On Fri, 16 Sep 2016 10:01:30 -0400
Matthew Miller <mat...@fedoraproject.org> wrote:

> On Thu, Sep 15, 2016 at 05:31:31PM -0700, Adam Williamson wrote:
> > > > So, what if we steer end users away from Bugzilla and
> > > > bug-trackers completely² and to Ask Fedora³ instead? The triage
> > > > team could [...]  
> > > But there's no triage team. Adding another layer of indirection
> > > without a dedicated new workforce would likely just divert
> > > resources away from the existing bug fixing process.  
> > And before anyone asks - we've tried to have a triage team several
> > times and it has never really worked so far. It's a hard and
> > relatively  
> Right, so, this is part of the context for my idea above. There
> *isn't* a triage team, but there *is* a community around Ask Fedora,
> and we could build from that. It wouldn't be the same at all as
> previous efforts to "bugzilla-garden"

Wouldn't it make more sense to have a way for package maintainers to
decide if a bug was local or upstream, and a button they could push to
automatically send it upstream?

Suppose that if a fedora package has an upstream bug tracker, *fedora*
owns a login to their bug tracker.  Then, when the maintainer looks at
the bug, he or she decides whether to send it upstream by clicking a
button.  If it is sent upstream, the [yet to be designed and built
application] converts it to the appropriate format, logs in to the
upstream bug tracker, and puts it there.  And it places a message in
the bug on redhat bugzilla stating that the bug has been sent upstream
for resolution.  That leaves the package maintainer dealing only with
local bugs, and new releases.  Sort of like abort for packages.

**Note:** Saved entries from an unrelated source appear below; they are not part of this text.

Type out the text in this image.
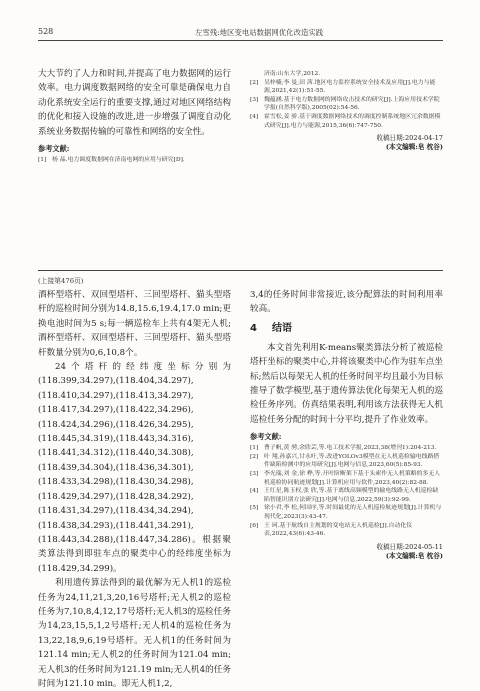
528	左雪残:地区变电站数据网优化改造实践

大大节约了人力和时间,并提高了电力数据网的运行效率。电力调度数据网络的安全可靠是确保电力自动化系统安全运行的重要支撑,通过对地区网络结构的优化和接入设施的改进,进一步增强了调度自动化系统业务数据传输的可靠性和网络的安全性。

参考文献:
[1] 杨 晶.电力调度数据网在济南电网的应用与研究[D].
济南:山东大学,2012.
[2] 吴梓楠,李 曼,田 茜.地区电力监控系统安全技术及应用[J].电力与能源,2021,42(1):51-55.
[3] 魏蕴涵.基于电力数据网的网络攻击技术的研究[J].上海应用技术学院学报(自然科学版),2005(02):54-56.
[4] 霍雪松,姜 骄.基于调度数据网络技术的调度控制系统地区冗余数据模式研究[J].电力与能源,2015,36(6):747-750.
收稿日期:2024-04-17
(本文编辑:皂 枕谷)
(上接第476页)

酒杯型塔杆、双回型塔杆、三回型塔杆、猫头型塔杆的巡检时间分别为14.8,15.6,19.4,17.0 min;更换电池时间为5 s;每一辆巡检车上共有4架无人机;酒杯型塔杆、双回型塔杆、三回型塔杆、猫头型塔杆数量分别为0,6,10,8个。

24个塔杆的经纬度坐标分别为(118.399,34.297),(118.404,34.297),(118.410,34.297),(118.413,34.297),(118.417,34.297),(118.422,34.296),(118.424,34.296),(118.426,34.295),(118.445,34.319),(118.443,34.316),(118.441,34.312),(118.440,34.308),(118.439,34.304),(118.436,34.301),(118.433,34.298),(118.430,34.298),(118.429,34.297),(118.428,34.292),(118.431,34.297),(118.434,34.294),(118.438,34.293),(118.441,34.291),(118.443,34.288),(118.447,34.286)。根据聚类算法得到即驻车点的聚类中心的经纬度坐标为(118.429,34.299)。

利用遗传算法得到的最优解为无人机1的巡检任务为24,11,21,3,20,16号塔杆;无人机2的巡检任务为7,10,8,4,12,17号塔杆;无人机3的巡检任务为14,23,15,5,1,2号塔杆;无人机4的巡检任务为13,22,18,9,6,19号塔杆。无人机1的任务时间为121.14 min;无人机2的任务时间为121.04 min;无人机3的任务时间为121.19 min;无人机4的任务时间为121.10 min。即无人机1,2,

3,4的任务时间非常接近,该分配算法的时间利用率较高。

4	结语

本文首先利用K-means聚类算法分析了被巡检塔杆坐标的聚类中心,并将该聚类中心作为驻车点坐标;然后以每架无人机的任务时间平均且最小为目标推导了数学模型,基于遗传算法优化每架无人机的巡检任务序列。仿真结果表明,利用该方法获得无人机巡检任务分配的时间十分平均,提升了作业效率。

参考文献:
[1] 曹子帆,黄 骋,余欣芸,等.电工技术学报,2023,38(增刊1):204-213.
[2] 叶 翔,孙嘉兴,甘永叶,等.改进YOLOv3模型在无人机巡检输电线路搭件缺陷检测中的应用研究[J].电网与信息,2023,60(5):85-93.
[3] 李光瑞,刘 金,徐 桦,等.开叶阶断架下基于头索作无人机策略的多无人机巡检协同航迹规划[J].计算机应用与软件,2023,40(2):82-88.
[4] 王红星,陈玉权,张 欣,等.基于离线高频模型的输电线路无人机巡检缺陷智能识别方法研究[J].电网与信息,2022,59(3):92-99.
[5] 徐小君,李 松,何国序,等.时间最优的无人机巡检航迹规划[J].计算机与现代化,2023(3):43-47.
[6] 王 珂.基于航线自主规划的变电站无人机巡检[J].自动化仪表,2022,43(6):43-46.
收稿日期:2024-05-11
(本文编辑:皂 枕谷)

Lots of issues here, but it greatly simplifies the package maintainer's
job.    I have 10 bugs today.  I look at them and send those for
upstream there, with a click.  Leaving me 4.  Much more manageable.

But it takes work to have this happen, mostly one time, but with some
ongoing maintenance.

Database of upstream logins and passwords has to be built and

Getting a package approved requires a fedora login and password to be
approved, or an exception if it doesn't exist, and entry into the

I don't know how many different kinds of bug trackers there are,
but translating bugzilla to multiple other layouts might be an
issue.  Maybe instead, just place a link to the fedora bugzilla on
their bug tracker.  Still, this requires programming and maintenance.

Is the trade-off of resources worth it?